Quilt dated 1876 by Drusilla Showalter Cole,
Mound Ridge, Kansas. Kansas Quilt Project.
The Missouri/Oklahoma/Kansas/Arkansas quilt study group (MOKA) is meeting in Leavenworth this weekend April 1 and 2nd, 2016. See the program and registration form here:
It's been over thirty years since we started the Kansas Quilt Project and over 25 since we began publishing our findings.
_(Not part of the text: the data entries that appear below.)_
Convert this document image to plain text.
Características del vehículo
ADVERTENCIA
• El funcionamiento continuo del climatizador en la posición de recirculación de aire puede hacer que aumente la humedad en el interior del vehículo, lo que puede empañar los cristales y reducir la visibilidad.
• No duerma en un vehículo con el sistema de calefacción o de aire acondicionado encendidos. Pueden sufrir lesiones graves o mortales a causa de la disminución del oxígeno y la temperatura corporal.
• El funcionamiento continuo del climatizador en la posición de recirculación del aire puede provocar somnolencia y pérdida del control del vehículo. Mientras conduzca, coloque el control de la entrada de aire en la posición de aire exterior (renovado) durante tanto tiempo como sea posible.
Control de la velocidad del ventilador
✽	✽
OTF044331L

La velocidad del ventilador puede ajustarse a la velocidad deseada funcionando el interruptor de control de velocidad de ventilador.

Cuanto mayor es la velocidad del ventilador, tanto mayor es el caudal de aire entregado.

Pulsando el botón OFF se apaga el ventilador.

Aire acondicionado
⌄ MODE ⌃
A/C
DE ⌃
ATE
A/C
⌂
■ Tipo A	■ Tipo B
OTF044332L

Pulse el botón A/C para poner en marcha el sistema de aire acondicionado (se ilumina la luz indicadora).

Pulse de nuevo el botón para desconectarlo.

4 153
I thought I'd revisit the research and see if I'd found anything to contradict that information.
Nancy Hornback and I were particularly interested in quilts made in Kansas between 1854 (when the Territory was opened to European and African-American settlement) and 1880. We hyposthesized we'd see quilts made here that looked much like the quilt styles people had known back in the east.
This is supposed to be the first house built in Lawrence, 1854.
What kind of quilts were made in frontier Kansas?
The lecture will tell you how many we found that could reliably be
attributed to a Kansas quiltmaker before 1880---which can be considered
the end of the frontier in most of Kansas with the coming of the railroads.
Lots of families brought in quilts they thought were made by
pioneers but we only found one date-inscribed example
where we had evidence the maker actually lived in Kansas.
Thank you, Drucilla, for dating your quilt.
We published our findings in our book
Kansas Quilts & Quilters
and in a 1990 issue of Kansas History.
Read my article on "Quilts on the Kansas Frontier" here:
The link doesn't seem to work. Try a web search for these words:
textile diaries kansas history
and it should come up.
If your hypothesis turns out to be completely wrong --- you spend your allotted timed telling people why you think you didn't find what you were looking for. And that's what I'll be doing.